The PIC-300 has the familiar snap-and-wait action, spitting a photo from a slot in its top whereupon the internal chemical pack goes to work to develop the image. The camera itself has four exposure settings and an automatic flash built into its ugly, bulbous and toy-like exterior, and runs on four AA batteries or a rechargeable li-ion (all included).
The crying shame is that the photos are smaller than the originals, although they do have that classic shape with the fat (chemical-containing) bottom-border. Similar in size to a business card, the print is 2.1 x 3.4-inches (with a 1.8 x 2.4-inch image) versus the old 3.5 x 4.25 (3 x 3.1 image size).

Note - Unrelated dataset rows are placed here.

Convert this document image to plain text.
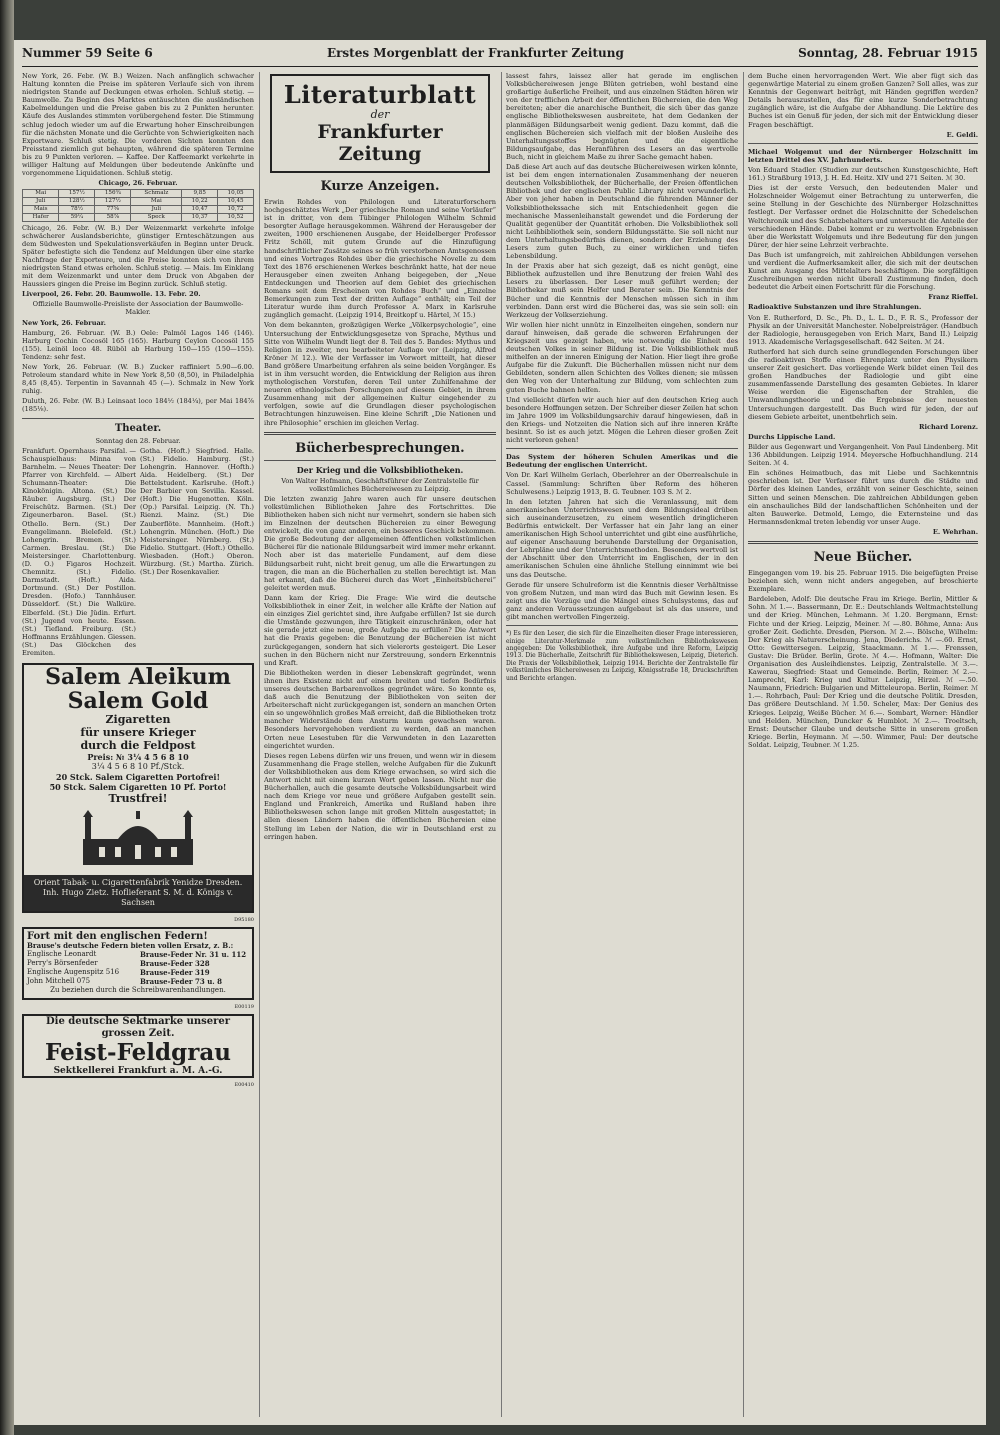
Nummer 59 Seite 6	Erstes Morgenblatt der Frankfurter Zeitung	Sonntag, 28. Februar 1915

New York, 26. Febr. (W. B.) Weizen. Nach anfänglich schwacher Haltung konnten die Preise im späteren Verlaufe sich von ihrem niedrigsten Stande auf Deckungen etwas erholen. Schluß stetig. — Baumwolle. Zu Beginn des Marktes entäuschten die ausländischen Kabelmeldungen und die Preise gaben bis zu 2 Punkten herunter. Käufe des Auslandes stimmten vorübergehend fester. Die Stimmung schlug jedoch wieder um auf die Erwartung hoher Einschreibungen für die nächsten Monate und die Gerüchte von Schwierigkeiten nach Exportware. Schluß stetig. Die vorderen Sichten konnten den Preisstand ziemlich gut behaupten, während die späteren Termine bis zu 9 Punkten verloren. — Kaffee. Der Kaffeemarkt verkehrte in williger Haltung auf Meldungen über bedeutende Ankünfte und vorgenommene Liquidationen. Schluß stetig.

Chicago, 26. Februar.

Mai	157½	156¾	Schmalz	9,85	10,05
Juli	128½	127½	Mai	10,22	10,45
Mais	78½	77⅝	Juli	10,47	10,72
Hafer	59¼	58⅞	Speck	10,37	10,52

Chicago, 26. Febr. (W. B.) Der Weizenmarkt verkehrte infolge schwächerer Auslandsberichte, günstiger Ernteschätzungen aus dem Südwesten und Spekulationsverkäufen in Beginn unter Druck. Später befestigte sich die Tendenz auf Meldungen über eine starke Nachfrage der Exporteure, und die Preise konnten sich von ihrem niedrigsten Stand etwas erholen. Schluß stetig. — Mais. Im Einklang mit dem Weizenmarkt und unter dem Druck von Abgaben der Haussiers gingen die Preise im Beginn zurück. Schluß stetig.

Liverpool, 26. Febr. 20. Baumwolle. 13. Febr. 20.

Offizielle Baumwolle-Preisliste der Association der Baumwolle-Makler.

New York, 26. Februar.

Hamburg, 26. Februar. (W. B.) Oele: Palmöl Lagos 146 (146). Harburg Cochin Cocosöl 165 (165). Harburg Ceylon Cocosöl 155 (155). Leinöl loco 48. Rüböl ab Harburg 150—155 (150—155). Tendenz: sehr fest.

New York, 26. Februar. (W. B.) Zucker raffiniert 5.90—6.00. Petroleum standard white in New York 8,50 (8,50), in Philadelphia 8,45 (8,45). Terpentin in Savannah 45 (—). Schmalz in New York ruhig.

Duluth, 26. Febr. (W. B.) Leinsaat loco 184½ (184¼), per Mai 184⅞ (185⅛).

Theater.

Sonntag den 28. Februar.

Frankfurt. Opernhaus: Parsifal. — Schauspielhaus: Minna von Barnhelm. — Neues Theater: Der Pfarrer von Kirchfeld. — Albert Schumann-Theater: Die Kinokönigin. Altona. (St.) Die Räuber. Augsburg. (St.) Der Freischütz. Barmen. (St.) Der Zigeunerbaron. Basel. (St.) Othello. Bern. (St.) Der Evangelimann. Bielefeld. (St.) Lohengrin. Bremen. (St.) Carmen. Breslau. (St.) Die Meistersinger. Charlottenburg. (D. O.) Figaros Hochzeit. Chemnitz. (St.) Fidelio. Darmstadt. (Hoft.) Aida. Dortmund. (St.) Der Postillon. Dresden. (Hofo.) Tannhäuser. Düsseldorf. (St.) Die Walküre. Elberfeld. (St.) Die Jüdin. Erfurt. (St.) Jugend von heute. Essen. (St.) Tiefland. Freiburg. (St.) Hoffmanns Erzählungen. Giessen. (St.) Das Glöckchen des Eremiten.

Gotha. (Hoft.) Siegfried. Halle. (St.) Fidelio. Hamburg. (St.) Lohengrin. Hannover. (Hofth.) Aida. Heidelberg. (St.) Der Bettelstudent. Karlsruhe. (Hoft.) Der Barbier von Sevilla. Kassel. (Hoft.) Die Hugenotten. Köln. (Op.) Parsifal. Leipzig. (N. Th.) Rienzi. Mainz. (St.) Die Zauberflöte. Mannheim. (Hoft.) Lohengrin. München. (Hoft.) Die Meistersinger. Nürnberg. (St.) Fidelio. Stuttgart. (Hoft.) Othello. Wiesbaden. (Hoft.) Oberon. Würzburg. (St.) Martha. Zürich. (St.) Der Rosenkavalier.

Salem Aleikum
Salem Gold
Zigaretten
für unsere Krieger
durch die Feldpost
Preis: № 3¼ 4 5 6 8 10
3¼ 4 5 6 8 10 Pf./Stck.
20 Stck. Salem Cigaretten Portofrei!
50 Stck. Salem Cigaretten 10 Pf. Porto!
Trustfrei!
Orient Tabak- u. Cigarettenfabrik Yenidze Dresden. Inh. Hugo Zietz. Hoflieferant S. M. d. Königs v. Sachsen
D95180
Fort mit den englischen Federn!
Brause's deutsche Federn bieten vollen Ersatz, z. B.:
Englische Leonardt	Brause-Feder Nr. 31 u. 112
Perry's Börsenfeder	Brause-Feder 328
Englische Augenspitz 516	Brause-Feder 319
John Mitchell 075	Brause-Feder 73 u. 8
Zu beziehen durch die Schreibwarenhandlungen.
E00119
Die deutsche Sektmarke unserer grossen Zeit.
Feist-Feldgrau
Sektkellerei Frankfurt a. M. A.-G.
E00410
Literaturblatt
der
Frankfurter Zeitung
Kurze Anzeigen.

Erwin Rohdes von Philologen und Literaturforschern hochgeschätztes Werk „Der griechische Roman und seine Vorläufer“ ist in dritter, von dem Tübinger Philologen Wilhelm Schmid besorgter Auflage herausgekommen. Während der Herausgeber der zweiten, 1900 erschienenen Ausgabe, der Heidelberger Professor Fritz Schöll, mit gutem Grunde auf die Hinzufügung handschriftlicher Zusätze seines so früh verstorbenen Amtsgenossen und eines Vortrages Rohdes über die griechische Novelle zu dem Text des 1876 erschienenen Werkes beschränkt hatte, hat der neue Herausgeber einen zweiten Anhang beigegeben, der „Neue Entdeckungen und Theorien auf dem Gebiet des griechischen Romans seit dem Erscheinen von Rohdes Buch“ und „Einzelne Bemerkungen zum Text der dritten Auflage“ enthält; ein Teil der Literatur wurde ihm durch Professor A. Marx in Karlsruhe zugänglich gemacht. (Leipzig 1914, Breitkopf u. Härtel, ℳ 15.)

Von dem bekannten, großzügigen Werke „Völkerpsychologie“, eine Untersuchung der Entwicklungsgesetze von Sprache, Mythus und Sitte von Wilhelm Wundt liegt der 8. Teil des 5. Bandes: Mythus und Religion in zweiter, neu bearbeiteter Auflage vor (Leipzig, Alfred Kröner ℳ 12.). Wie der Verfasser im Vorwort mitteilt, hat dieser Band größere Umarbeitung erfahren als seine beiden Vorgänger. Es ist in ihm versucht worden, die Entwicklung der Religion aus ihren mythologischen Vorstufen, deren Teil unter Zuhilfenahme der neueren ethnologischen Forschungen auf diesem Gebiet, in ihrem Zusammenhang mit der allgemeinen Kultur eingehender zu verfolgen, sowie auf die Grundlagen dieser psychologischen Betrachtungen hinzuweisen. Eine kleine Schrift „Die Nationen und ihre Philosophie“ erschien im gleichen Verlag.

Bücherbesprechungen.
Der Krieg und die Volksbibliotheken.

Von Walter Hofmann, Geschäftsführer der Zentralstelle für volkstümliches Büchereiwesen zu Leipzig.

Die letzten zwanzig Jahre waren auch für unsere deutschen volkstümlichen Bibliotheken Jahre des Fortschrittes. Die Bibliotheken haben sich nicht nur vermehrt, sondern sie haben sich im Einzelnen der deutschen Büchereien zu einer Bewegung entwickelt, die von ganz anderen, ein besseres Geschick bekommen. Die große Bedeutung der allgemeinen öffentlichen volkstümlichen Bücherei für die nationale Bildungsarbeit wird immer mehr erkannt. Noch aber ist das materielle Fundament, auf dem diese Bildungsarbeit ruht, nicht breit genug, um alle die Erwartungen zu tragen, die man an die Bücherhallen zu stellen berechtigt ist. Man hat erkannt, daß die Bücherei durch das Wort „Einheitsbücherei“ geleitet werden muß.

Dann kam der Krieg. Die Frage: Wie wird die deutsche Volksbibliothek in einer Zeit, in welcher alle Kräfte der Nation auf ein einziges Ziel gerichtet sind, ihre Aufgabe erfüllen? Ist sie durch die Umstände gezwungen, ihre Tätigkeit einzuschränken, oder hat sie gerade jetzt eine neue, große Aufgabe zu erfüllen? Die Antwort hat die Praxis gegeben: die Benutzung der Büchereien ist nicht zurückgegangen, sondern hat sich vielerorts gesteigert. Die Leser suchen in den Büchern nicht nur Zerstreuung, sondern Erkenntnis und Kraft.

Die Bibliotheken werden in dieser Lebenskraft gegründet, wenn ihnen ihrs Existenz nicht auf einem breiten und tiefen Bedürfnis unseres deutschen Barbarenvolkes gegründet wäre. So konnte es, daß auch die Benutzung der Bibliotheken von seiten der Arbeiterschaft nicht zurückgegangen ist, sondern an manchen Orten ein so ungewöhnlich großes Maß erreicht, daß die Bibliotheken trotz mancher Widerstände dem Ansturm kaum gewachsen waren. Besonders hervorgehoben verdient zu werden, daß an manchen Orten neue Lesestuben für die Verwundeten in den Lazaretten eingerichtet wurden.

Dieses regen Lebens dürfen wir uns freuen, und wenn wir in diesem Zusammenhang die Frage stellen, welche Aufgaben für die Zukunft der Volksbibliotheken aus dem Kriege erwachsen, so wird sich die Antwort nicht mit einem kurzen Wort geben lassen. Nicht nur die Bücherhallen, auch die gesamte deutsche Volksbildungsarbeit wird nach dem Kriege vor neue und größere Aufgaben gestellt sein. England und Frankreich, Amerika und Rußland haben ihre Bibliothekswesen schon lange mit großen Mitteln ausgestattet; in allen diesen Ländern haben die öffentlichen Büchereien eine Stellung im Leben der Nation, die wir in Deutschland erst zu erringen haben.

lassest fahrs, laissez aller hat gerade im englischen Volksbüchereiwesen jenge Blüten getrieben, wohl bestand eine großartige äußerliche Freiheit, und aus einzelnen Städten hören wir von der trefflichen Arbeit der öffentlichen Büchereien, die den Weg bereiteten; aber die anarchische Buntheit, die sich über das ganze englische Bibliothekswesen ausbreitete, hat dem Gedanken der planmäßigen Bildungsarbeit wenig gedient. Dazu kommt, daß die englischen Büchereien sich vielfach mit der bloßen Ausleihe des Unterhaltungsstoffes begnügten und die eigentliche Bildungsaufgabe, das Heranführen des Lesers an das wertvolle Buch, nicht in gleichem Maße zu ihrer Sache gemacht haben.

Daß diese Art auch auf das deutsche Büchereiwesen wirken könnte, ist bei dem engen internationalen Zusammenhang der neueren deutschen Volksbibliothek, der Bücherhalle, der Freien öffentlichen Bibliothek und der englischen Public Library nicht verwunderlich. Aber von jeher haben in Deutschland die führenden Männer der Volksbibliothekssache sich mit Entschiedenheit gegen die mechanische Massenleihanstalt gewendet und die Forderung der Qualität gegenüber der Quantität erhoben. Die Volksbibliothek soll nicht Leihbibliothek sein, sondern Bildungsstätte. Sie soll nicht nur dem Unterhaltungsbedürfnis dienen, sondern der Erziehung des Lesers zum guten Buch, zu einer wirklichen und tiefen Lebensbildung.

In der Praxis aber hat sich gezeigt, daß es nicht genügt, eine Bibliothek aufzustellen und ihre Benutzung der freien Wahl des Lesers zu überlassen. Der Leser muß geführt werden; der Bibliothekar muß sein Helfer und Berater sein. Die Kenntnis der Bücher und die Kenntnis der Menschen müssen sich in ihm verbinden. Dann erst wird die Bücherei das, was sie sein soll: ein Werkzeug der Volkserziehung.

Wir wollen hier nicht unnütz in Einzelheiten eingehen, sondern nur darauf hinweisen, daß gerade die schweren Erfahrungen der Kriegszeit uns gezeigt haben, wie notwendig die Einheit des deutschen Volkes in seiner Bildung ist. Die Volksbibliothek muß mithelfen an der inneren Einigung der Nation. Hier liegt ihre große Aufgabe für die Zukunft. Die Bücherhallen müssen nicht nur dem Gebildeten, sondern allen Schichten des Volkes dienen; sie müssen den Weg von der Unterhaltung zur Bildung, vom schlechten zum guten Buche bahnen helfen.

Und vielleicht dürfen wir auch hier auf den deutschen Krieg auch besondere Hoffnungen setzen. Der Schreiber dieser Zeilen hat schon im Jahre 1909 im Volksbildungsarchiv darauf hingewiesen, daß in den Kriegs- und Notzeiten die Nation sich auf ihre inneren Kräfte besinnt. So ist es auch jetzt. Mögen die Lehren dieser großen Zeit nicht verloren gehen!

Das System der höheren Schulen Amerikas und die Bedeutung der englischen Unterricht.

Von Dr. Karl Wilhelm Gerlach, Oberlehrer an der Oberrealschule in Cassel. (Sammlung: Schriften über Reform des höheren Schulwesens.) Leipzig 1913, B. G. Teubner. 103 S. ℳ 2.

In den letzten Jahren hat sich die Veranlassung, mit dem amerikanischen Unterrichtswesen und dem Bildungsideal drüben sich auseinanderzusetzen, zu einem wesentlich dringlicheren Bedürfnis entwickelt. Der Verfasser hat ein Jahr lang an einer amerikanischen High School unterrichtet und gibt eine ausführliche, auf eigener Anschauung beruhende Darstellung der Organisation, der Lehrpläne und der Unterrichtsmethoden. Besonders wertvoll ist der Abschnitt über den Unterricht im Englischen, der in den amerikanischen Schulen eine ähnliche Stellung einnimmt wie bei uns das Deutsche.

Gerade für unsere Schulreform ist die Kenntnis dieser Verhältnisse von großem Nutzen, und man wird das Buch mit Gewinn lesen. Es zeigt uns die Vorzüge und die Mängel eines Schulsystems, das auf ganz anderen Voraussetzungen aufgebaut ist als das unsere, und gibt manchen wertvollen Fingerzeig.

*) Es für den Leser, die sich für die Einzelheiten dieser Frage interessieren, einige Literatur-Merkmale zum volkstümlichen Bibliothekswesen angegeben: Die Volksbibliothek, ihre Aufgabe und ihre Reform, Leipzig 1913. Die Bücherhalle, Zeitschrift für Bibliothekswesen, Leipzig, Dieterich. Die Praxis der Volksbibliothek, Leipzig 1914. Berichte der Zentralstelle für volkstümliches Büchereiwesen zu Leipzig, Königsstraße 18, Druckschriften und Berichte erlangen.

dem Buche einen hervorragenden Wert. Wie aber fügt sich das gegenwärtige Material zu einem großen Ganzen? Soll alles, was zur Kenntnis der Gegenwart beiträgt, mit Händen gegriffen werden? Details herauszustellen, das für eine kurze Sonderbetrachtung zugänglich wäre, ist die Aufgabe der Abhandlung. Die Lektüre des Buches ist ein Genuß für jeden, der sich mit der Entwicklung dieser Fragen beschäftigt.

E. Geldi.

Michael Wolgemut und der Nürnberger Holzschnitt im letzten Drittel des XV. Jahrhunderts.

Von Eduard Stadler. (Studien zur deutschen Kunstgeschichte, Heft 161.) Straßburg 1913, J. H. Ed. Heitz. XIV und 271 Seiten. ℳ 30.

Dies ist der erste Versuch, den bedeutenden Maler und Holzschneider Wolgemut einer Betrachtung zu unterwerfen, die seine Stellung in der Geschichte des Nürnberger Holzschnittes festlegt. Der Verfasser ordnet die Holzschnitte der Schedelschen Weltchronik und des Schatzbehalters und untersucht die Anteile der verschiedenen Hände. Dabei kommt er zu wertvollen Ergebnissen über die Werkstatt Wolgemuts und ihre Bedeutung für den jungen Dürer, der hier seine Lehrzeit verbrachte.

Das Buch ist umfangreich, mit zahlreichen Abbildungen versehen und verdient die Aufmerksamkeit aller, die sich mit der deutschen Kunst am Ausgang des Mittelalters beschäftigen. Die sorgfältigen Zuschreibungen werden nicht überall Zustimmung finden, doch bedeutet die Arbeit einen Fortschritt für die Forschung.

Franz Rieffel.

Radioaktive Substanzen und ihre Strahlungen.

Von E. Rutherford, D. Sc., Ph. D., L. L. D., F. R. S., Professor der Physik an der Universität Manchester. Nobelpreisträger. (Handbuch der Radiologie, herausgegeben von Erich Marx, Band II.) Leipzig 1913. Akademische Verlagsgesellschaft. 642 Seiten. ℳ 24.

Rutherford hat sich durch seine grundlegenden Forschungen über die radioaktiven Stoffe einen Ehrenplatz unter den Physikern unserer Zeit gesichert. Das vorliegende Werk bildet einen Teil des großen Handbuches der Radiologie und gibt eine zusammenfassende Darstellung des gesamten Gebietes. In klarer Weise werden die Eigenschaften der Strahlen, die Umwandlungstheorie und die Ergebnisse der neuesten Untersuchungen dargestellt. Das Buch wird für jeden, der auf diesem Gebiete arbeitet, unentbehrlich sein.

Richard Lorenz.

Durchs Lippische Land.

Bilder aus Gegenwart und Vergangenheit. Von Paul Lindenberg. Mit 136 Abbildungen. Leipzig 1914. Meyersche Hofbuchhandlung. 214 Seiten. ℳ 4.

Ein schönes Heimatbuch, das mit Liebe und Sachkenntnis geschrieben ist. Der Verfasser führt uns durch die Städte und Dörfer des kleinen Landes, erzählt von seiner Geschichte, seinen Sitten und seinen Menschen. Die zahlreichen Abbildungen geben ein anschauliches Bild der landschaftlichen Schönheiten und der alten Bauwerke. Detmold, Lemgo, die Externsteine und das Hermannsdenkmal treten lebendig vor unser Auge.

E. Wehrhan.

Neue Bücher.

Eingegangen vom 19. bis 25. Februar 1915. Die beigefügten Preise beziehen sich, wenn nicht anders angegeben, auf broschierte Exemplare.

Bardeleben, Adolf: Die deutsche Frau im Kriege. Berlin, Mittler & Sohn. ℳ 1.—. Bassermann, Dr. E.: Deutschlands Weltmachtstellung und der Krieg. München, Lehmann. ℳ 1.20. Bergmann, Ernst: Fichte und der Krieg. Leipzig, Meiner. ℳ —.80. Böhme, Anna: Aus großer Zeit. Gedichte. Dresden, Pierson. ℳ 2.—. Bölsche, Wilhelm: Der Krieg als Naturerscheinung. Jena, Diederichs. ℳ —.60. Ernst, Otto: Gewittersegen. Leipzig, Staackmann. ℳ 1.—. Frenssen, Gustav: Die Brüder. Berlin, Grote. ℳ 4.—. Hofmann, Walter: Die Organisation des Ausleihdienstes. Leipzig, Zentralstelle. ℳ 3.—. Kawerau, Siegfried: Staat und Gemeinde. Berlin, Reimer. ℳ 2.—. Lamprecht, Karl: Krieg und Kultur. Leipzig, Hirzel. ℳ —.50. Naumann, Friedrich: Bulgarien und Mitteleuropa. Berlin, Reimer. ℳ 1.—. Rohrbach, Paul: Der Krieg und die deutsche Politik. Dresden, Das größere Deutschland. ℳ 1.50. Scheler, Max: Der Genius des Krieges. Leipzig, Weiße Bücher. ℳ 6.—. Sombart, Werner: Händler und Helden. München, Duncker & Humblot. ℳ 2.—. Troeltsch, Ernst: Deutscher Glaube und deutsche Sitte in unserem großen Kriege. Berlin, Heymann. ℳ —.50. Wimmer, Paul: Der deutsche Soldat. Leipzig, Teubner. ℳ 1.25.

That isn’t a big problem if the colors and feel of the photos is right: the Polaroid print is more of an object in itself than any other kind of photo. The trouble might be the price. The camera is just $90, but the film costs $10 for a ten exposure pack (ISO 800). A dollar a print was standard for old Polaroids, but this “fun” design camera is clearly aimed at cellphone-toting kids, who get their pictures free. Still, I’m in. I love Polaroid, and I’m sure that the cost-per-print will keep me from wasting too many frames like I do with digital.
Welcome back, Polaroid! Good to see you again, old friend.